Dormiu encostada em árvores, comeu das raízes e de caça fácil, fez fogueiras pequenas, e bebeu de córregos e nascentes até que a floresta acabasse em um campo verdejante sem fim, repleto de rochas grandiosas saindo pela terra criando formas infinitas as quais Arcaia gostaria de apreciar uma a uma, mas enquanto o lado aventureiro de seu ser prezava pela visão que seus olhos contemplavam, Arcaia tinha de conciliar também seus interesses políticos com seus planos.

— Meu tempo se esgota, não devo me prolongar aonde não há necessidade.

Na mente de Arcaia, os planos para a completar sua promessa tomariam mais tempo que o tempo que lhe restava. Sequer sabia se conseguiria de fato entregar sua promessa completa em sua totalidade, mas se falhasse, ainda assim entregaria como se completa, e encerraria os detalhes finais depois, em segredo. Serão invisíveis aos olhos de todos de qualquer forma. Pensava ela, enquanto avançava pelas campinas verdejantes que muitos ciclos depois seria chamada de Planície Vermelha, pois nada sobraria além de securas pedras e terra infértil, seca e habitada por nada além de vento quente e piratas da terra.

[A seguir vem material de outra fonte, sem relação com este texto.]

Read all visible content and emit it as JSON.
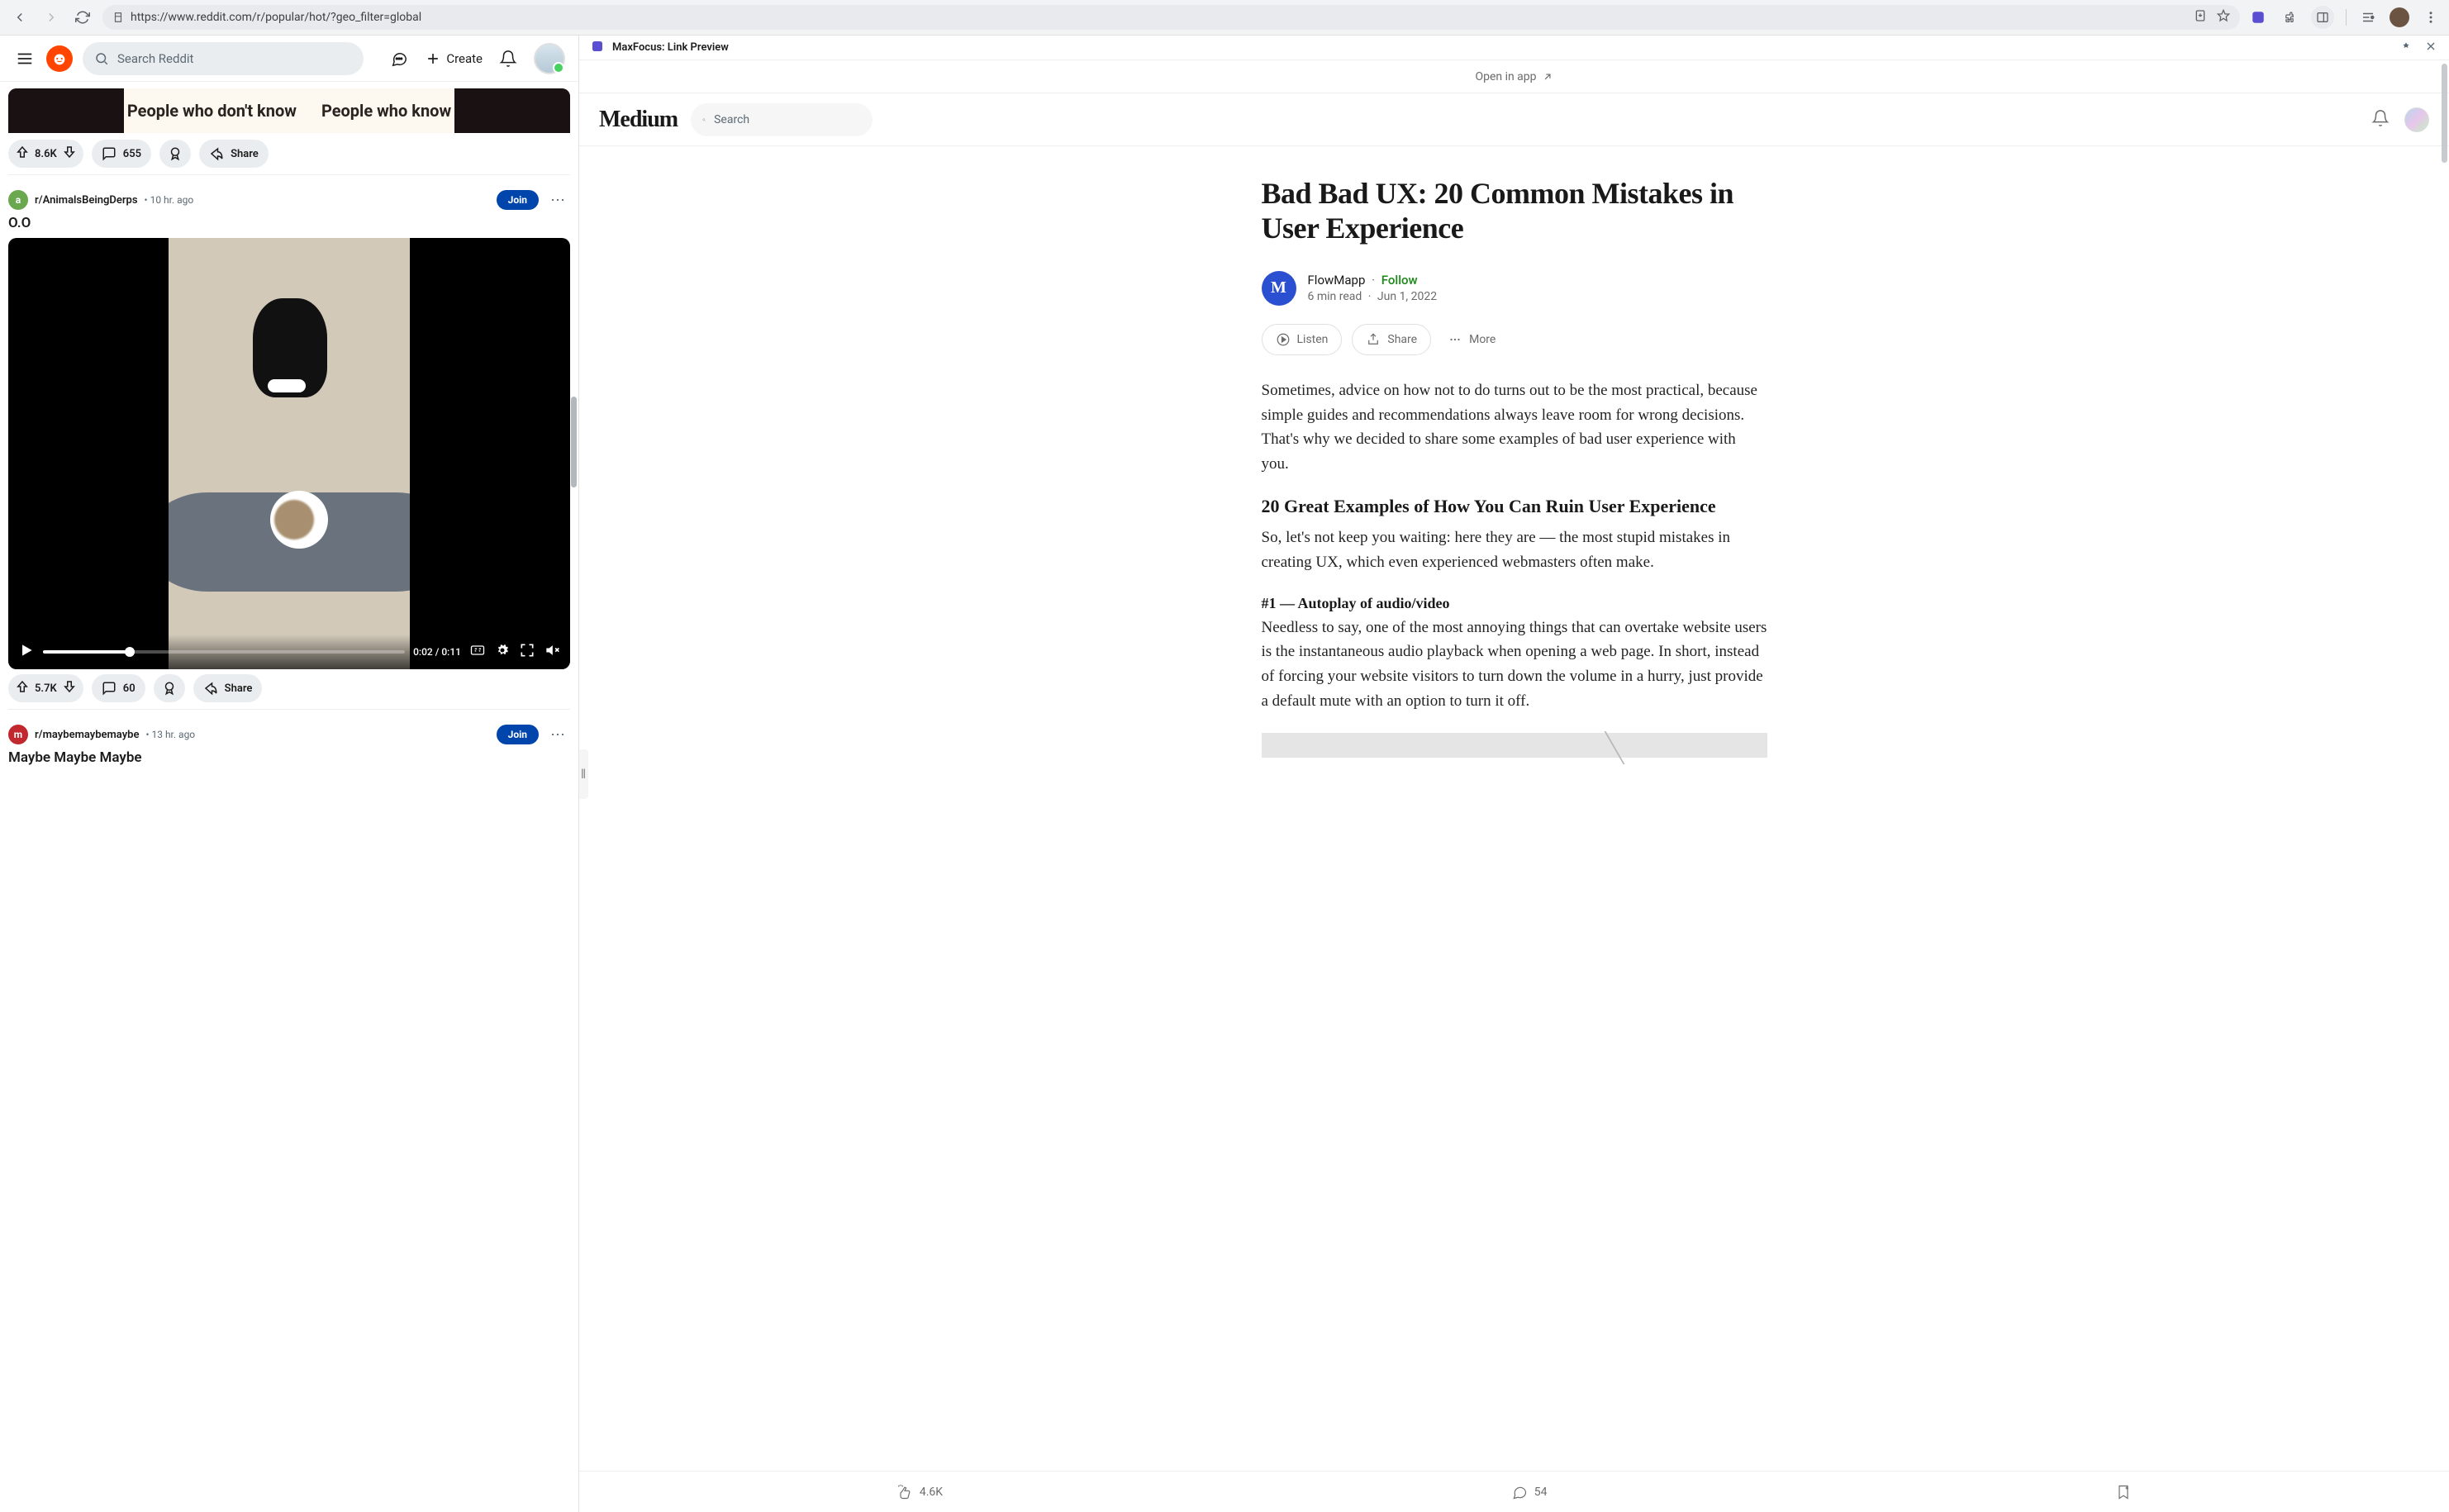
{
  "browser": {
    "url": "https://www.reddit.com/r/popular/hot/?geo_filter=global"
  },
  "reddit": {
    "search_placeholder": "Search Reddit",
    "create_label": "Create",
    "posts": [
      {
        "banner_left": "People who don't know",
        "banner_right": "People who know",
        "score": "8.6K",
        "comments": "655",
        "share": "Share"
      },
      {
        "subreddit": "r/AnimalsBeingDerps",
        "time": "10 hr. ago",
        "join": "Join",
        "title": "O.O",
        "video_time": "0:02 / 0:11",
        "score": "5.7K",
        "comments": "60",
        "share": "Share"
      },
      {
        "subreddit": "r/maybemaybemaybe",
        "time": "13 hr. ago",
        "join": "Join",
        "title": "Maybe Maybe Maybe"
      }
    ]
  },
  "preview": {
    "extension_name": "MaxFocus: Link Preview",
    "open_in_app": "Open in app",
    "medium": {
      "logo": "Medium",
      "search_placeholder": "Search"
    },
    "article": {
      "title": "Bad Bad UX: 20 Common Mistakes in User Experience",
      "author_name": "FlowMapp",
      "author_initial": "M",
      "follow": "Follow",
      "read_time": "6 min read",
      "date": "Jun 1, 2022",
      "listen": "Listen",
      "share": "Share",
      "more": "More",
      "p1": "Sometimes, advice on how not to do turns out to be the most practical, because simple guides and recommendations always leave room for wrong decisions. That's why we decided to share some examples of bad user experience with you.",
      "h2": "20 Great Examples of How You Can Ruin User Experience",
      "p2": "So, let's not keep you waiting: here they are — the most stupid mistakes in creating UX, which even experienced webmasters often make.",
      "h3": "#1 — Autoplay of audio/video",
      "p3": "Needless to say, one of the most annoying things that can overtake website users is the instantaneous audio playback when opening a web page. In short, instead of forcing your website visitors to turn down the volume in a hurry, just provide a default mute with an option to turn it off.",
      "claps": "4.6K",
      "responses": "54"
    }
  }
}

Arcaia prosseguiu até encontrar um oásis nas pedras, como uma enorme cratera, a pedra mergulhava para o interior da ilha descendo rumo a um lugar aonde ruínas de uma civilização aguardavam ser redescobertas. E Arcaia não precisou de muito esforço para lá descer, pois haviam rampas de acessos, como vias, aonde carruagens poderiam facilmente trafegar. Havia espaços amplos abertos nas rochas, cavernas, haviam casas talhadas na própria rocha, e no final, entre as cachoeiras do oásis e a própria água, havia uma ilha no meio da cratera. E na ilha nada havia além de um jardim que crescia selvagem sem o cuidado do homem. Mas no chão haviam homens, seus corpos restavam de prova de sua existência ali, e também haviam, lá e cá, pegadas gigantescas, tal como sombras negras jogadas contra as paredes da enorme cratera, como se grande incêndio tivesse ocorrido ali, mas em tempo imemorável.

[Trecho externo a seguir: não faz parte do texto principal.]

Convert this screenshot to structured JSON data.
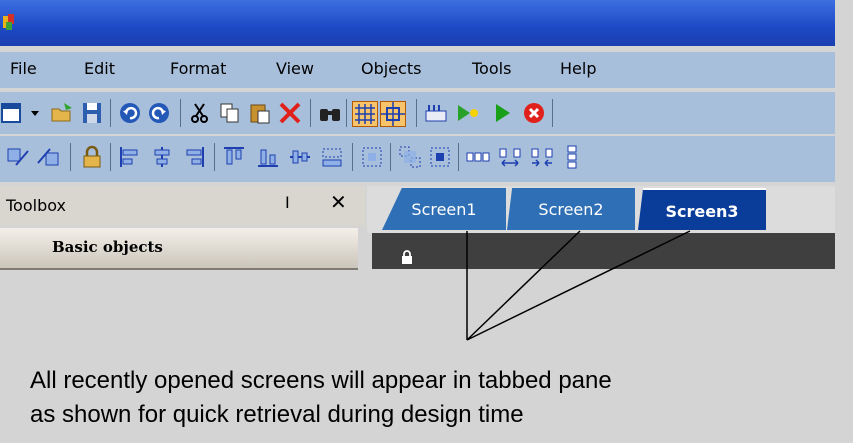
{
  "menu": {
    "items": [
      {
        "label": "File"
      },
      {
        "label": "Edit"
      },
      {
        "label": "Format"
      },
      {
        "label": "View"
      },
      {
        "label": "Objects"
      },
      {
        "label": "Tools"
      },
      {
        "label": "Help"
      }
    ]
  },
  "toolbox": {
    "title": "Toolbox",
    "pin_glyph": "I",
    "close_glyph": "✕",
    "section_label": "Basic objects"
  },
  "tabs": [
    {
      "label": "Screen1",
      "active": false
    },
    {
      "label": "Screen2",
      "active": false
    },
    {
      "label": "Screen3",
      "active": true
    }
  ],
  "caption": {
    "line1": "All recently opened screens will appear in tabbed pane",
    "line2": "as shown for quick retrieval during design time"
  },
  "colors": {
    "titlebar": "#1d49c6",
    "toolbar": "#a8bfdc",
    "tab_inactive": "#2f6fb6",
    "tab_active": "#0a3c9a"
  },
  "toolbar_icons": {
    "row1": [
      "new-screen-icon",
      "dropdown-arrow-icon",
      "open-folder-icon",
      "save-icon",
      "undo-icon",
      "redo-icon",
      "cut-icon",
      "copy-icon",
      "paste-icon",
      "delete-icon",
      "find-icon",
      "grid-icon",
      "snap-grid-icon",
      "build-icon",
      "run-icon",
      "play-icon",
      "stop-icon"
    ],
    "row2": [
      "bring-front-icon",
      "send-back-icon",
      "lock-icon",
      "align-left-icon",
      "align-center-icon",
      "align-right-icon",
      "align-top-icon",
      "align-middle-icon",
      "align-bottom-icon",
      "same-size-icon",
      "group-icon",
      "ungroup-icon",
      "center-icon",
      "space-horizontal-icon",
      "space-h-increase-icon",
      "space-h-decrease-icon",
      "space-vertical-icon"
    ]
  }
}
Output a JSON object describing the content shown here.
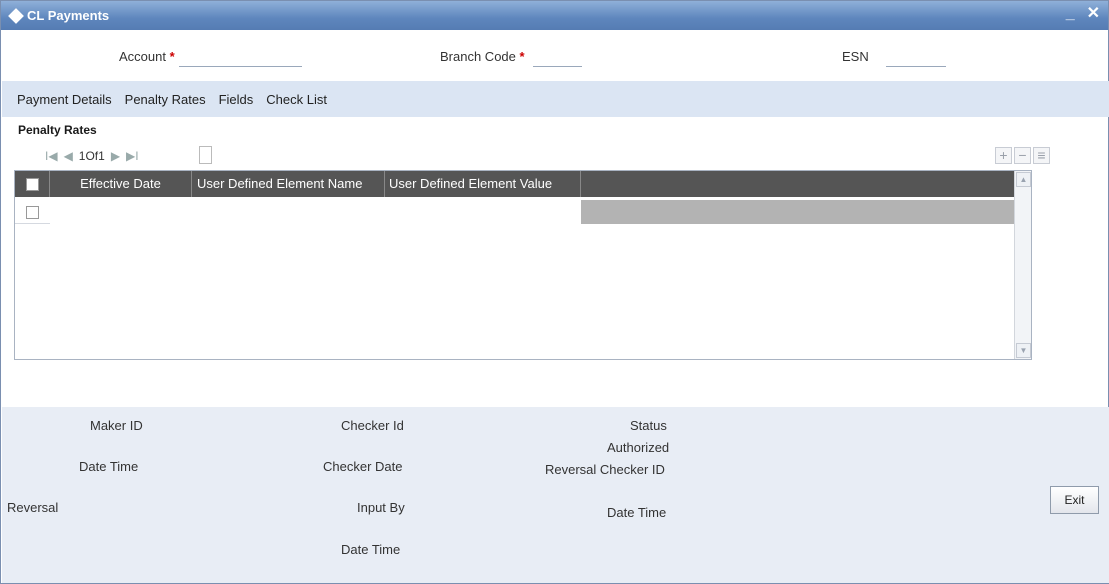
{
  "window": {
    "title": "CL Payments",
    "minimize_label": "_",
    "close_label": "✕"
  },
  "header": {
    "account_label": "Account",
    "branch_label": "Branch Code",
    "esn_label": "ESN",
    "required_mark": "*",
    "account_value": "",
    "branch_value": "",
    "esn_value": ""
  },
  "tabs": [
    {
      "label": "Payment Details"
    },
    {
      "label": "Penalty Rates"
    },
    {
      "label": "Fields"
    },
    {
      "label": "Check List"
    }
  ],
  "section": {
    "title": "Penalty Rates"
  },
  "pager": {
    "first": "I◀",
    "prev": "◀",
    "text": "1Of1",
    "next": "▶",
    "last": "▶I"
  },
  "grid_tools": {
    "add": "+",
    "remove": "−",
    "view": "≡"
  },
  "grid": {
    "columns": [
      "Effective Date",
      "User Defined Element Name",
      "User Defined Element Value"
    ]
  },
  "footer": {
    "maker_id": "Maker ID",
    "date_time_1": "Date Time",
    "reversal": "Reversal",
    "checker_id": "Checker Id",
    "checker_date": "Checker Date",
    "input_by": "Input By",
    "date_time_2": "Date Time",
    "status": "Status",
    "authorized": "Authorized",
    "reversal_checker_id": "Reversal Checker ID",
    "date_time_3": "Date Time",
    "exit_label": "Exit"
  }
}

— Dragão. — Arcaia reconheceu, enquanto chegava ao centro da cratera, ao centro da ilha isolada. E ali havia uma única placa de rocha cravada no idioma Erah, a mais antiga das línguas. — Autaká. — Ela leu o nome no topo, a caligrafia lhe era estranhamente familiar. — Não fizeste isso, Hirxun. Pensei que fosse brincadeira. Esqueci-me; anciões não possuem senso de humor.

Arcaia abriu um sorriso àquilo olhando a placa com o nome dos cinco anciões; Qeomon, Gaudun, Hirxun, Amoheux e Vainihr. Mas ali eles eram retratados como os cinco irmãos demoníacos que criaram os Tanniyn, as quimeras, as melusinas, os dragões e os humanos. Das cinco criações, dos cinco monstros enviados para habitar as ilhas, haviam sobrado apenas dois; dragões e humanos. Gaudun e Hirxun estão disputando pela glória eterna uma vez mais? Se perguntou se lembrando dos anciões e como com eles aprendera.

Mas ali, Autaká, era a prova da interferência deles. Da interferência direta dos anciões na vida de todos eles. A própria religião puritana que regimentava o mundo quando Arcaia fora tirada de seu lar, sequestrada, arrastada como escrava e teve sua vida destruída, era derivada daquele pedaço de pedra que os anciões escreveram há milhares de ciclos atrás.

Ao pensar na ironia, Arcaia sentiu-se tola, vítima do acaso, mas sem jamais ser imprevisto. Os anciões haviam, desde antes, sem sequer eles mesmo saberem, definido seu destino para tragédia. Vocês arruinaram minha vida antes mesmo de minha família existir.

Uma lágrima rompeu do seu olho esquerdo enquanto os seus lábios se abriam em uma risada cheia de dor com as lembranças invadindo seus olhos como visões que não são bem-vindas.

Em Ipeiros, do outro lado do oceano, ela havia aprendido que a primeira religião das ilhas era uma invenção dos anciões para instaurar ordem em uma sociedade que se dilaceraria se não fosse mantida sob controle.

— O homem jamais saberá como se portar, Arcaia. Por isso existimos. Sempre haverá a necessidade de algo superior ao homem puxando as cordas das marionetes, ou seria caos. E no Caos o Monstro retornará. — Vainihr, um dos anciões, havia lhe dito. — Mas cuidado, das sombras, um mestre inteligente pode controlar todas as marionetes sem jamais ser descoberto. No entanto, um fio que se puxe demais, a marionete arrebentará, e então estará livre de seu controle, e uma vez livre, ela poderá libertar outras, e recaímos no Caos.

— O que quer dizer, Ancião? — Ela havia perguntado.

E àquilo Vainihr fechou os olhos, pensativo.

— Quero dizer que o homem precisa ser controlado, mas jamais aceitará o ser. Livre, causará destruição, mas jamais se subordinará, nem mesmo a nós. E o pequeno fio de controle que possamos ter está, a todo instante, prestes a se romper. Arcaia, achas que lhe controlo? Ou achas que rompeste seus fios?

Quando Arcaia abriu os olhos, a placa estava na sua frente e as lembranças ainda lhe assombravam.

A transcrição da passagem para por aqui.